Methanol has been a preferred fuel for race-car drivers and teams for decades, for various reasons.
In the movie PUMP, racing teams explain that the lower cost, compared with gasoline, is a big selling point. The footage, which depicts the 91st running of the Race to the Clouds on Pikes Peak, in Colorado, in 2013, includes an interview with one mechanic who says his crew has been running on methanol for 19 years. “It’s just a much better fuel for racing,” he says.
We could go on about the safety of methanol — it burns cleaner than gasoline, is less flammable and burns “cooler” — but come on. What really gets the gearheads salivating is the pure power of methanol.
Methanol has less energy content than regular gasoline, so vehicles get about half the mpg out of the fuel. But it has a higher octane.
As the smart people at Hot Rod magazine explain, race-car engines are built to squeeze more power out of that less-energy-dense methanol, by adjusting the air-to-fuel ratio.

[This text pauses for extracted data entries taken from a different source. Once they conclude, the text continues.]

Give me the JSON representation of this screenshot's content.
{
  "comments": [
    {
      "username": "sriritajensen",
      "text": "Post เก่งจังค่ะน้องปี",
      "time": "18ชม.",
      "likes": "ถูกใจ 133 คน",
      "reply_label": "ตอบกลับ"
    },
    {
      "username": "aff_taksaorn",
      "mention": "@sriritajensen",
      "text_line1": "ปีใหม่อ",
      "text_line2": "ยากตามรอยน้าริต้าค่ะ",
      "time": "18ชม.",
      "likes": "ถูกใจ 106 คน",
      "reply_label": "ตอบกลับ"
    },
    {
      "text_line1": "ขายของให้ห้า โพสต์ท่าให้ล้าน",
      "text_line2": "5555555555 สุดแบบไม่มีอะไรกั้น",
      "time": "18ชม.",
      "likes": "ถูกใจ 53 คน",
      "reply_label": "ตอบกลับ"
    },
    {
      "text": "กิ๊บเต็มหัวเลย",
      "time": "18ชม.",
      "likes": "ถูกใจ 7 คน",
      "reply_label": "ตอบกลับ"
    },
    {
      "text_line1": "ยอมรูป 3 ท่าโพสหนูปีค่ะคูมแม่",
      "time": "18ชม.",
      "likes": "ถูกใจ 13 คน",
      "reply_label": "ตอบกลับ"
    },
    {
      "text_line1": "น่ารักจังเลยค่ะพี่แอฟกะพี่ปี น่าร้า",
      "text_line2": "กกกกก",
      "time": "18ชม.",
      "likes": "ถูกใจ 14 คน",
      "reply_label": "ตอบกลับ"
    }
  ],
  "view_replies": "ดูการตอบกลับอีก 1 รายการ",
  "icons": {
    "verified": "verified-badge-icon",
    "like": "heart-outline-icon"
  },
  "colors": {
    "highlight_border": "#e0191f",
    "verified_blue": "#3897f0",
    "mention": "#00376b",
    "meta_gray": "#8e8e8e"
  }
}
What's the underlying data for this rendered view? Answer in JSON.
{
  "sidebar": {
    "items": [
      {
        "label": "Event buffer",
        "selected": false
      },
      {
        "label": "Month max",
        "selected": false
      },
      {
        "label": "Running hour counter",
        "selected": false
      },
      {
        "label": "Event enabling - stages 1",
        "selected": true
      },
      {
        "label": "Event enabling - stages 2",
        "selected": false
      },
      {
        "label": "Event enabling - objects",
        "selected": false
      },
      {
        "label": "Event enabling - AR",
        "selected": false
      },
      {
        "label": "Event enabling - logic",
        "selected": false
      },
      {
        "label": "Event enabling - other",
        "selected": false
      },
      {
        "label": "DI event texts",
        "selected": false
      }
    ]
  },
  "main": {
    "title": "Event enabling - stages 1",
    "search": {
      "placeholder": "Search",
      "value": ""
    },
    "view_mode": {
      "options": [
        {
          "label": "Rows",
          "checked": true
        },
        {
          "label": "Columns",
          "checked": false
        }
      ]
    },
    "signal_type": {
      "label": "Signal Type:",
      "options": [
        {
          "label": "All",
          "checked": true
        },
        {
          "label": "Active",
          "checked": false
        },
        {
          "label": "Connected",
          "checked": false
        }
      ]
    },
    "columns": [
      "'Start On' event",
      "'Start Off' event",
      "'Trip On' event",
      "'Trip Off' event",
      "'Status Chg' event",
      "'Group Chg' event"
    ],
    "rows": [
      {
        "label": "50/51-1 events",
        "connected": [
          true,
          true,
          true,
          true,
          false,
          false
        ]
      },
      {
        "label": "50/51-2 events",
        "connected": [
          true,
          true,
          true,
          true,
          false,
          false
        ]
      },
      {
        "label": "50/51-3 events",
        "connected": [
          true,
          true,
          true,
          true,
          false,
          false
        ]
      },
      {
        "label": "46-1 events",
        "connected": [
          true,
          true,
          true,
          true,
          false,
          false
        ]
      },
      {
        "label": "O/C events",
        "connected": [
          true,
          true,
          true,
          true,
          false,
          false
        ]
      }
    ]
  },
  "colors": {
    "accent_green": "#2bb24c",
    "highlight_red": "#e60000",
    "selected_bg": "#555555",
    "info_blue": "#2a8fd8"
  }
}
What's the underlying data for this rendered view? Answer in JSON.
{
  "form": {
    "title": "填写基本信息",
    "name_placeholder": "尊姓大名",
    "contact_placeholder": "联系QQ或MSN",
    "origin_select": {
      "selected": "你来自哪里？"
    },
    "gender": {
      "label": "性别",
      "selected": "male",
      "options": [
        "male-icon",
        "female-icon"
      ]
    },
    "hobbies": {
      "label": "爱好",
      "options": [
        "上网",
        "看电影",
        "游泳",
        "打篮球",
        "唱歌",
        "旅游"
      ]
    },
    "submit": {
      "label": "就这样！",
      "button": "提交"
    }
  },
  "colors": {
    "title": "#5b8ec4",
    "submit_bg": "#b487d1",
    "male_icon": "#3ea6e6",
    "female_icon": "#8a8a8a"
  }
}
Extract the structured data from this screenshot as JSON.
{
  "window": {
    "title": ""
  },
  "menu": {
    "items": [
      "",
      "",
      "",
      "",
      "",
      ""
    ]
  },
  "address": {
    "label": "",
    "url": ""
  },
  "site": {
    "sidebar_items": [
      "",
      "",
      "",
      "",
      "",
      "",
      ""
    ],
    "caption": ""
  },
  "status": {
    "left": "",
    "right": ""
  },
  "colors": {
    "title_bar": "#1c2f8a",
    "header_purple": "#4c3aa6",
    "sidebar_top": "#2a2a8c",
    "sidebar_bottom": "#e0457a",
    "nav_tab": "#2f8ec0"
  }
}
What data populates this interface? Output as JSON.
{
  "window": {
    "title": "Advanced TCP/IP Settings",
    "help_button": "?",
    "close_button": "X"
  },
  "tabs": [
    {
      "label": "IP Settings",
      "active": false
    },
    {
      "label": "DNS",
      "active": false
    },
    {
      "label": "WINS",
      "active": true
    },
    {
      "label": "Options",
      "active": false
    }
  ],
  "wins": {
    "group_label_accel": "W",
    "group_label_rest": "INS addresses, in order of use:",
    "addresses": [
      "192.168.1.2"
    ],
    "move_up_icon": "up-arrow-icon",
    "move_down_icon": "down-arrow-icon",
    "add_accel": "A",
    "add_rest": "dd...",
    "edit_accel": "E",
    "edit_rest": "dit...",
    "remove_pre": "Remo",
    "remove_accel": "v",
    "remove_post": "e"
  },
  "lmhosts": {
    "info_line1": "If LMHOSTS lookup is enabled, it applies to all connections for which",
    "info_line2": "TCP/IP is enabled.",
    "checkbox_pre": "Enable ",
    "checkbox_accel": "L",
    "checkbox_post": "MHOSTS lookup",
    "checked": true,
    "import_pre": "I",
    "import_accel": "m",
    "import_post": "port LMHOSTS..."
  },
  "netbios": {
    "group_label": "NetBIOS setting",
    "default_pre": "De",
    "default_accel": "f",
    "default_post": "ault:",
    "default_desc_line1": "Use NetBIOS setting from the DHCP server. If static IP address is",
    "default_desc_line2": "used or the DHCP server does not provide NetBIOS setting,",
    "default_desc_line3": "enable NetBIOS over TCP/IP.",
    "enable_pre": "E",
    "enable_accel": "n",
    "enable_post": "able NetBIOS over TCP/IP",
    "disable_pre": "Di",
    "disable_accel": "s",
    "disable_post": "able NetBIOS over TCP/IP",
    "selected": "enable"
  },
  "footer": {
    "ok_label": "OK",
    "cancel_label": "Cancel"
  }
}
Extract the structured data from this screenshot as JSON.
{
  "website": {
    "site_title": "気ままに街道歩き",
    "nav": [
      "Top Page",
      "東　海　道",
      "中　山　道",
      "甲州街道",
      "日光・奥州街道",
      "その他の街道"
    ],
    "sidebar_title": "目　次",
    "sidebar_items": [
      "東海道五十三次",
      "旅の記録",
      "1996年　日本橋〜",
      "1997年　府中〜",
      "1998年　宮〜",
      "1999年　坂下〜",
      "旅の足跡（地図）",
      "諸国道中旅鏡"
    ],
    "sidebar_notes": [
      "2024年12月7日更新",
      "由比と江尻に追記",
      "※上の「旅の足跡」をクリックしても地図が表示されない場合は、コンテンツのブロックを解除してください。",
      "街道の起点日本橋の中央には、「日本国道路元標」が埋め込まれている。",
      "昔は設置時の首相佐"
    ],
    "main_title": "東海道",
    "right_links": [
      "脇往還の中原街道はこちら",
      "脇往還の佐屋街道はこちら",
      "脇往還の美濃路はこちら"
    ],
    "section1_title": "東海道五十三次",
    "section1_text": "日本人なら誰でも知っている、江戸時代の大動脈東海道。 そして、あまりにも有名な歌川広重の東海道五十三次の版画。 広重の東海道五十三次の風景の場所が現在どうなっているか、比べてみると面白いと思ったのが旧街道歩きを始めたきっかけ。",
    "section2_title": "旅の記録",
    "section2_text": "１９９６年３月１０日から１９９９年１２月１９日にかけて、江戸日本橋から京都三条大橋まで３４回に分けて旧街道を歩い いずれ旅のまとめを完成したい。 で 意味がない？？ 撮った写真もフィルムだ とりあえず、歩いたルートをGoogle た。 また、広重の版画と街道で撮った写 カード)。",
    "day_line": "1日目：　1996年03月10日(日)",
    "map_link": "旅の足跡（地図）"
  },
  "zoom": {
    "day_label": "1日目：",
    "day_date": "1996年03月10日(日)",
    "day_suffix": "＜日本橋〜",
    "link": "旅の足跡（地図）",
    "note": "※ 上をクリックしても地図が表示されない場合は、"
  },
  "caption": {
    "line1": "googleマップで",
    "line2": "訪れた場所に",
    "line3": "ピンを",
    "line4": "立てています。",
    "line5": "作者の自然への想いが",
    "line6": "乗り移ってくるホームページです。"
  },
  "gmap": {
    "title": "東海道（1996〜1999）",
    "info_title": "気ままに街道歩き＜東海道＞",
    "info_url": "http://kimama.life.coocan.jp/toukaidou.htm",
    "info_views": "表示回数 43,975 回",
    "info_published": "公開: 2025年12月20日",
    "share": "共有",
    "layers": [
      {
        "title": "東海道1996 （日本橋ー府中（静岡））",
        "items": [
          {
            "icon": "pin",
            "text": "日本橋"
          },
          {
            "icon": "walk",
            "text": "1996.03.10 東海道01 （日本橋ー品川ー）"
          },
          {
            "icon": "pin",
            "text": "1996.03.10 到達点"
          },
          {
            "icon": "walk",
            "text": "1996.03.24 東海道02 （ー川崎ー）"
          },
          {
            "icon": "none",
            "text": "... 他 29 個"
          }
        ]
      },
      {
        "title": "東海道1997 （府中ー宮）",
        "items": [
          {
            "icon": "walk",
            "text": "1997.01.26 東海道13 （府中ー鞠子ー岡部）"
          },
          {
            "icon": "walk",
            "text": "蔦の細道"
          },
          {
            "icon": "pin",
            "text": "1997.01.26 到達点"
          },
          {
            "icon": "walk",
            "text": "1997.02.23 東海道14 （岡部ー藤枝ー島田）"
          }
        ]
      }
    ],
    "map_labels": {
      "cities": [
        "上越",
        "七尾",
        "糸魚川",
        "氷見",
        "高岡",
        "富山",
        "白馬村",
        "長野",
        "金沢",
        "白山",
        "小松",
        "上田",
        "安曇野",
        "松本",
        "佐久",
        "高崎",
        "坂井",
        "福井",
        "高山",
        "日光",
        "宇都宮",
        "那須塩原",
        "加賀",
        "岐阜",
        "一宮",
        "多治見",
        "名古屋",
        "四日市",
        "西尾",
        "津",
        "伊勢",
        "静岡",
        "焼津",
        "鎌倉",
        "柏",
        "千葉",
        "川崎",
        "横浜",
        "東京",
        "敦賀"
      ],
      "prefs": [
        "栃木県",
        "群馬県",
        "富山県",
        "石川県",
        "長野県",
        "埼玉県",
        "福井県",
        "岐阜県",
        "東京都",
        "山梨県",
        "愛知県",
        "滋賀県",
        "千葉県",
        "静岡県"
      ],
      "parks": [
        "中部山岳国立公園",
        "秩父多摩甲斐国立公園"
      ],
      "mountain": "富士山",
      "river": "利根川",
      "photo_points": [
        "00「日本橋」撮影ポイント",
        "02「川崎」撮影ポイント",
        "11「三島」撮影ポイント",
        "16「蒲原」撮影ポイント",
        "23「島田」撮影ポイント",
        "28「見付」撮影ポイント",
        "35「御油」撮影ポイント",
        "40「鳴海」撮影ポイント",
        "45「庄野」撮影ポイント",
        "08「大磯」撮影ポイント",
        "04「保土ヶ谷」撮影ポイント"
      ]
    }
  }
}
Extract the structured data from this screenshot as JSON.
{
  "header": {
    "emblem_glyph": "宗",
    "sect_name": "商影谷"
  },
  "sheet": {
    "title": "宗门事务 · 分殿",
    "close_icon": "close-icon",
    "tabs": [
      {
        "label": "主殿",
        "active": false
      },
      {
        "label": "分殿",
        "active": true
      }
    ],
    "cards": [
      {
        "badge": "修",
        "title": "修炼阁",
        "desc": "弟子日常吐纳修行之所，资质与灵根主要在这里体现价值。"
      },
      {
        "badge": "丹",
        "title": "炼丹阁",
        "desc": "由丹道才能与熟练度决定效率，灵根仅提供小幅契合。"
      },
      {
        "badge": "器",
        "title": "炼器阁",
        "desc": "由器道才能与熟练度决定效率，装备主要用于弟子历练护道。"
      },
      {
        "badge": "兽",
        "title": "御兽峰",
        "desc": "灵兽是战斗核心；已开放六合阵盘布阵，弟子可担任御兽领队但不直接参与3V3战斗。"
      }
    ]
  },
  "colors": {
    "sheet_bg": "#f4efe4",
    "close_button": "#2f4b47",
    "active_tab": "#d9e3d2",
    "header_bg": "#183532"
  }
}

While it’s true that gasoline has a higher energy density (about 18,400 BTU/pound) than methanol (9,500 BTU/pound), if you can burn three times more methanol than gasoline per power stroke, you can make more power. An engine that flows 1,000 cfm of air (about 70 pounds worth) means that on gasoline, the engine will consume about 5.6 pounds of fuel based upon its 12.5:1 max power ratio, giving a total energy output of (5.6 pounds x 18,400 BTU) or 103,040 BTUs of energy. If we do the same calculation on methanol, we get 17.5 pounds of fuel burned, and (17.5 pounds x 9,500 BTU) or 166,250 BTUs of energy—that’s a 60 percent greater energy output.
These folks have forgotten more about engines than most people will ever know, so here’s some more knowledge: Methanol is the better fuel at conserving heat inside an engine. With gasoline, more of that heat is wasted.
Gasoline, when it undergoes a phase change can suck out about 150 BTUs of heat energy per pound of fuel, which results in a temperature drop. Methanol, on the other hand, takes 506 BTUs per pound of fuel of heat energy to make the phase change. When we look at our above example of an engine flowing 1,000 cfm of air, the 5.6 pounds of gasoline will take about 840 BTUs of energy, versus 8,855 BTUs for methanol—more than 10 times as much. This is what makes methanol such an effective fuel in forced-induction applications like turbocharging and supercharging, and it absorbs so much heat that an intercooler often isn’t even needed.